Créer une démocratie participative

La tâche s’avéra énorme. J’ai dû réunir différentes équipes multidisciplinaires afin de mener ces projets à bonne fin. Elles étaient composées d’une multitude de personnes allant du plus humble des individus au plus grand des spécialistes. L’interaction, la participation, la cocréation et la création formèrent les mots clés me permettant de concrétiser le « nous » créateur qui émergeait. Le tout se déroulera en trois étapes : premièrement, des environnements ludiques où le participant manipule des sculptures cybernétiques composées de jeux pour enfants adultes ; deuxièmement, des expériences sociologiques et anthropologiques formées d’événements de conscientisation où chacun s’émancipe et dévoile son identité ; troisièmement, des rencontres festives sous forme d’avènements de libération où les citoyens d’une communauté accèdent à la délivrance par la créativité. Les quartiers empruntés pour vivre ces expériences époustouflantes furent : le Plateau-Mont-Royal, Ahuntsic ainsi que la paroisse Saint-Louis-de-France. De prime abord, on peut difficilement imaginer combien la vie change lorsque, après des mois d’animation et de formation, avec l’aide de certains spécialistes, les citoyens prennent confiance en eux-mêmes, ils accèdent à une conscience du monde et deviennent, selon les circonstances cocréateurs, voire créateurs d’une réalité qui se forge au jour le jour.

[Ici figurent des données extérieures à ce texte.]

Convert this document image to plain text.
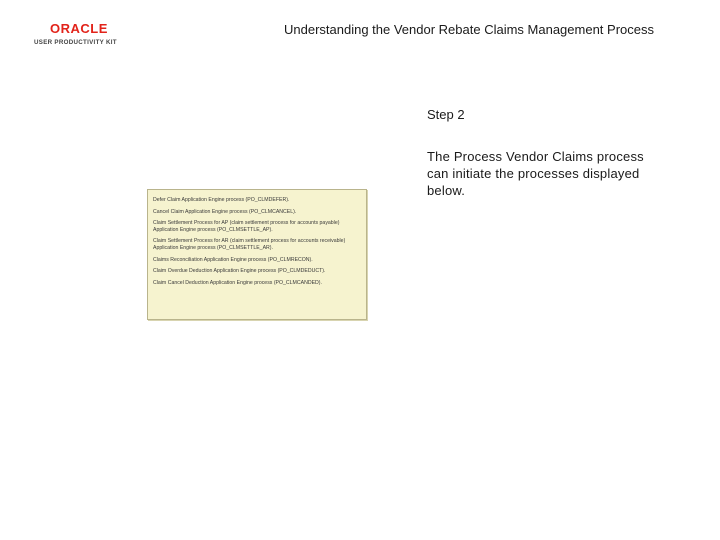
ORACLE
USER PRODUCTIVITY KIT
Understanding the Vendor Rebate Claims Management Process
Step 2
The Process Vendor Claims process can initiate the processes displayed below.
Defer Claim Application Engine process (PO_CLMDEFER).
Cancel Claim Application Engine process (PO_CLMCANCEL).
Claim Settlement Process for AP (claim settlement process for accounts payable) Application Engine process (PO_CLMSETTLE_AP).
Claim Settlement Process for AR (claim settlement process for accounts receivable) Application Engine process (PO_CLMSETTLE_AR).
Claims Reconciliation Application Engine process (PO_CLMRECON).
Claim Overdue Deduction Application Engine process (PO_CLMDEDUCT).
Claim Cancel Deduction Application Engine process (PO_CLMCANDED).
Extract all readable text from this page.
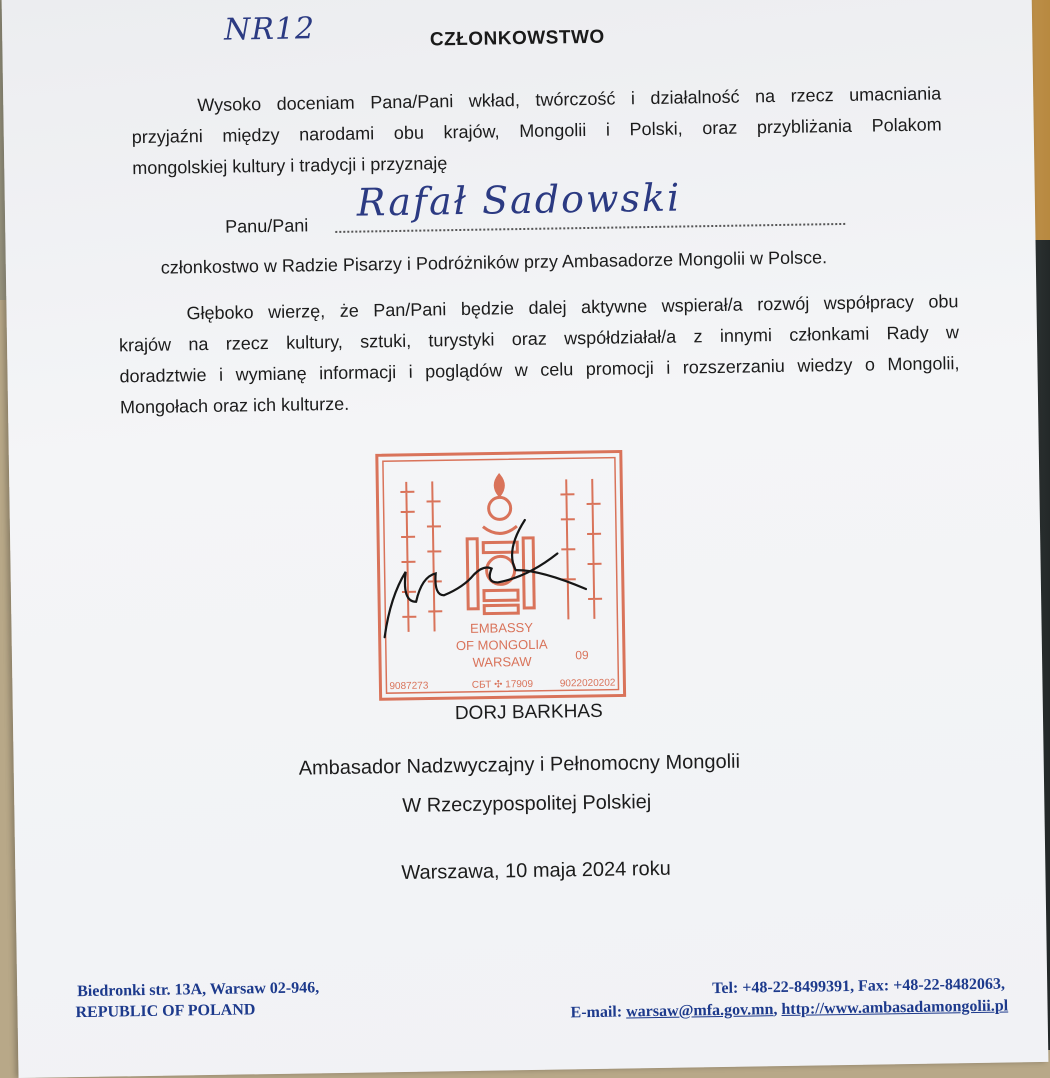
NR12	CZŁONKOWSTWO
Wysoko doceniam Pana/Pani wkład, twórczość i działalność na rzecz umacniania
przyjaźni między narodami obu krajów, Mongolii i Polski, oraz przybliżania Polakom
mongolskiej kultury i tradycji i przyznaję
Panu/Pani
Rafał Sadowski
członkostwo w Radzie Pisarzy i Podróżników przy Ambasadorze Mongolii w Polsce.
Głęboko wierzę, że Pan/Pani będzie dalej aktywne wspierał/a rozwój współpracy obu
krajów na rzecz kultury, sztuki, turystyki oraz współdziałał/a z innymi członkami Rady w
doradztwie i wymianę informacji i poglądów w celu promocji i rozszerzaniu wiedzy o Mongolii,
Mongołach oraz ich kulturze.
EMBASSY
OF MONGOLIA
WARSAW	09
9087273	СБТ ✣ 17909	9022020202
DORJ BARKHAS
Ambasador Nadzwyczajny i Pełnomocny Mongolii
W Rzeczypospolitej Polskiej
Warszawa, 10 maja 2024 roku
Biedronki str. 13A, Warsaw 02-946,
REPUBLIC OF POLAND
Tel: +48-22-8499391, Fax: +48-22-8482063,
E-mail: warsaw@mfa.gov.mn, http://www.ambasadamongolii.pl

Le sociologue Marcel Rioux, ayant fait parti de ces oeuvres, m’avoua que c’est typiquement ce qui l’a inspiré pour écrire que nous participions, à travers ces projets, à une véritable « révolution de la quotidienneté ». Cet art communautaire s’est concrétisé en collaboration avec les mouvements sociaux de ce temps. Les instruments de cette démocratie participative originale furent la cybernétique et ses « feedbacks », les nouvelles technologies, les actions libres et concrètes, les interventions et les contacts des femmes et des hommes en vue de communiquer, voire de communier ensemble à l’échelle locale et à celle du « village global ». Il s’avère également incroyable de constater la force, la puissance que peuvent posséder un grand ensemble de citoyens pacifiques, qui se mettent en marche pour défendre une cause. Nous l’avons expérimenté récemment lors de notre nouveau printemps.

Un art vivant

Ce mouvement socialement engagé est un art vivant  se manifestant  à travers de vastes fresques animées. Il entre en synchronicité avec la découverte de la structure de l’ADN par Watson et Crick en science ; avec la pensée que Gaïa est un être vivant de James Lovelock ; avec l’action de détecter l’écologie de Pierre Dansereau ; etc. Ainsi, après avoir pratiqué pendant si longtemps en arts visuels  le culte de l’objet, il sera dorénavant question de miser sur l’être humain et ses multiples potentialités. Il s’agira de réaliser alors le passage de l’objet d’art au sujet d’art. Par ce nouvel humanisme, l’art se met au service de l’humanité, visant ainsi à se tenir éloigné de la prison de l’égocentrisme. Il y a une énorme différence entre la vision du tableau de Maurice Denis au début du XXe siècle et celle de l’artiste précurseur de la deuxième moitié de ce même siècle. Denis ne disait-il pas : « se rappeler qu’un tableau — avant d’être un cheval de bataille, une femme nue ou une quelconque anecdote — est essentiellement une surface plane recouverte de couleurs en un certain ordre assemblées ». Lors des années 1960, ce même tableau, en prenant vie, s’est complexifié. Au lieu d’être simplement un métissage de lignes, de formes, de couleurs, de textures, sur une surface plane, il devient en plus : un lieu multidimensionnel dans le temps et l’espace composé de gestes, d’actions, de comportements, de mouvements éphémères, d’activités, d’attitudes, de situations et de présences d’êtres humains en devenir comme matière première. Cet art vécu se manifeste, par une espèce d’art en acte, qui se métamorphose en fragments de vie, en moments d’existence d’une nation. Il est dorénavant reconnu que nous sommes ici en présence de plusieurs des paradigmes ou si l’on veut des archétypes, non seulement de l’art contemporain, mais également du monde contemporain, qui ont préparé la venue du XXIe siècle.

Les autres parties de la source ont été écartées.